Institutionalised.

You see the new parents arrive in hospital, with their pristine clothes, clutching fashionable Costa coffee cups like this is just a temporary blip in their busy lives. In a way you envy them, they aren’t dishevelled, exhausted, scared of tomorrow’s ward rounds…..or at least not yet. They haven’t slept on a partially reclining chair, or sheltered under a sheet for days, weeks, months….maybe they never will. In their minds they’ll still be home for a take away, not everyone will be so lucky….

The professionals linger with hospital mugs, hair that’s a mess, their clothes clean and comfortable, but creased from being thrown into a bag as they’ve dashed out of the house to switch over. They acknowledge you with a weary nod, trying to establish whether your situation is worse than theirs. As the faces change around you, you feel trapped, yet strangely safe. You’ve learnt that going home isn’t the end, it won’t be easier or necessarily better. The flood of emotions hits you harder once the adrenaline runs out and the sleep deprivation truly kicks in. You’ve learnt that recovery only really starts when you’ve been discharged, but there won’t be any doctors at home to question. The ‘buck’ will pass firmly back to you. Somehow you’ve qualified as a triage nurse, trying to screen your child for potential symptoms each day. You’re scared of making the wrong call, missing something crucial.

As evening draws in, the lights go off, a gentle glow flows down the corridor, shadows dance on the curtains. The lack of sleep makes you slightly delirious, you can almost imagine yourself somewhere else. You lie there alone, looking up at the ceiling, thinking of everyone else at home tucking their children into bed, kissing them goodnight before settling down to a glass of wine. Their job is over for the day….yours is only just beginning. The sugar coated life you once had is over.

Your momentary solitude is quickly broken. The atmosphere fills with the beeping of monitoring equipment, parents squabbling, nurses swiftly scrambling from bed to bed, constantly carrying out ‘obs’. You’re on the bay again tonight, your privacy is maintained by a semi-translucent curtain. You didn’t strike it lucky with a side room….

The nights and days blend into just time. Hospital bays offer front row seats in the soap opera of other people lives. You keep your head down, but still become immersed in a drama you can’t turn off. You’ve seen how the false pretences that people hide behind everyday quickly dissolve. Masks that are used to protect us, slip as the pressure mounts and fear creeps in. Pent up emotions, which have been quietly simmering below the surface, spontaneously erupt.
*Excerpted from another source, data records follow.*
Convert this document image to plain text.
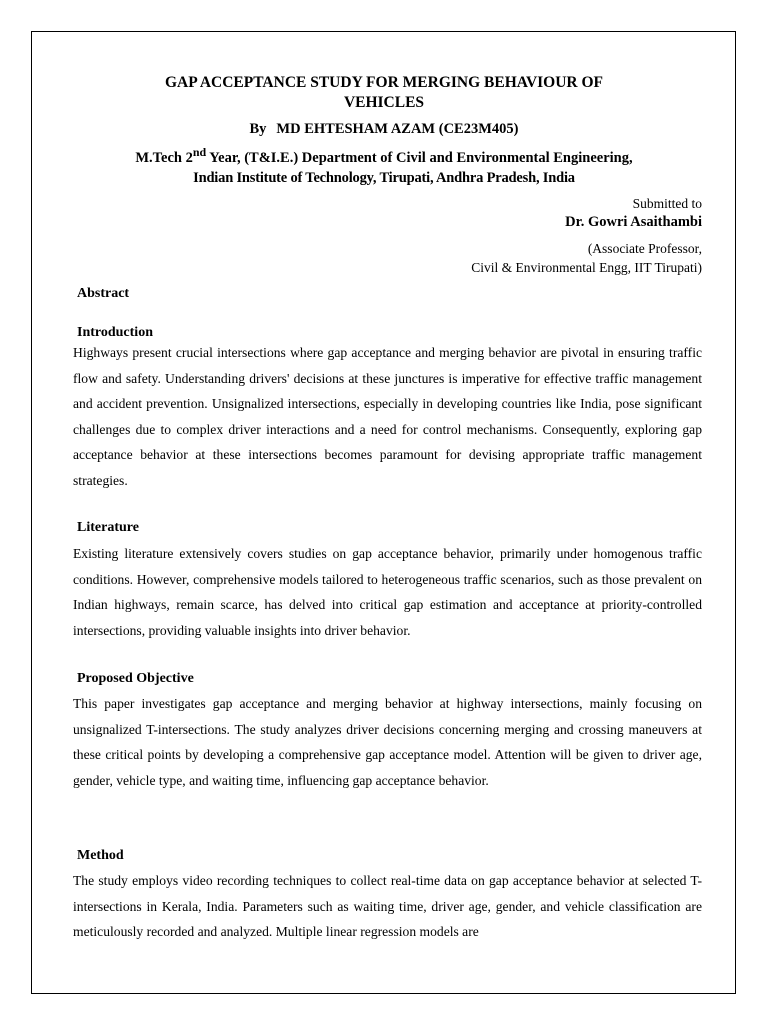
GAP ACCEPTANCE STUDY FOR MERGING BEHAVIOUR OF
VEHICLES
By MD EHTESHAM AZAM (CE23M405)
M.Tech 2nd Year, (T&I.E.) Department of Civil and Environmental Engineering,
Indian Institute of Technology, Tirupati, Andhra Pradesh, India
Submitted to
Dr. Gowri Asaithambi
(Associate Professor,
Civil & Environmental Engg, IIT Tirupati)
Abstract
Introduction
Highways present crucial intersections where gap acceptance and merging behavior are pivotal in ensuring traffic flow and safety. Understanding drivers' decisions at these junctures is imperative for effective traffic management and accident prevention. Unsignalized intersections, especially in developing countries like India, pose significant challenges due to complex driver interactions and a need for control mechanisms. Consequently, exploring gap acceptance behavior at these intersections becomes paramount for devising appropriate traffic management strategies.
Literature
Existing literature extensively covers studies on gap acceptance behavior, primarily under homogenous traffic conditions. However, comprehensive models tailored to heterogeneous traffic scenarios, such as those prevalent on Indian highways, remain scarce, has delved into critical gap estimation and acceptance at priority-controlled intersections, providing valuable insights into driver behavior.
Proposed Objective
This paper investigates gap acceptance and merging behavior at highway intersections, mainly focusing on unsignalized T-intersections. The study analyzes driver decisions concerning merging and crossing maneuvers at these critical points by developing a comprehensive gap acceptance model. Attention will be given to driver age, gender, vehicle type, and waiting time, influencing gap acceptance behavior.
Method
The study employs video recording techniques to collect real-time data on gap acceptance behavior at selected T-intersections in Kerala, India. Parameters such as waiting time, driver age, gender, and vehicle classification are meticulously recorded and analyzed. Multiple linear regression models are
No one really knows how they’ll react until they’ve been there, even the toughest crumble.

You feel the eyes of other parents on you, listening to your questions, judging how you conduct yourself, analysing how your child is doing. Someone is always listening, there are no secrets on the ‘bays’. You live in a goldfish bowl.

It’s ‘changeover’, so you glance towards the nurses desk. You hope you’re allocated a familiar face, someone that knows ‘P’, who’s been with you along the journey. Maybe they’ll find you a leftover sandwich and a cake slice, it’s the little things that get you through. In those cold, lonely hours, strangers become your closest friends.

As the clock strikes 8, you witness the familiar exodus. Parents lulled into a false sense of security that illness also sleeps at night. Children are abandoned until morning, as if they are in some sort of private crèche. Overstretched nurses fire fight through the night, you’ve seen babies temperatures spike, Sepsis protocols being initiated, consultants rushing to beds to make critical decisions. Off the ward parents slumber peacefully, oblivious to the fight their child is facing alone.

You slowly slip your hand through the bars to hold her finger, gripping it gently. If she wakes, you’ll be there by her side.

Whatever happens, she will never be alone.

As another child is discharged, you see the faces around you change once again. You feel like you are in a game of monopoly, stuck in jail waiting to roll a double, as everyone else passes you by. Hopefully tomorrow you might get lucky, maybe you’ll be the one going home.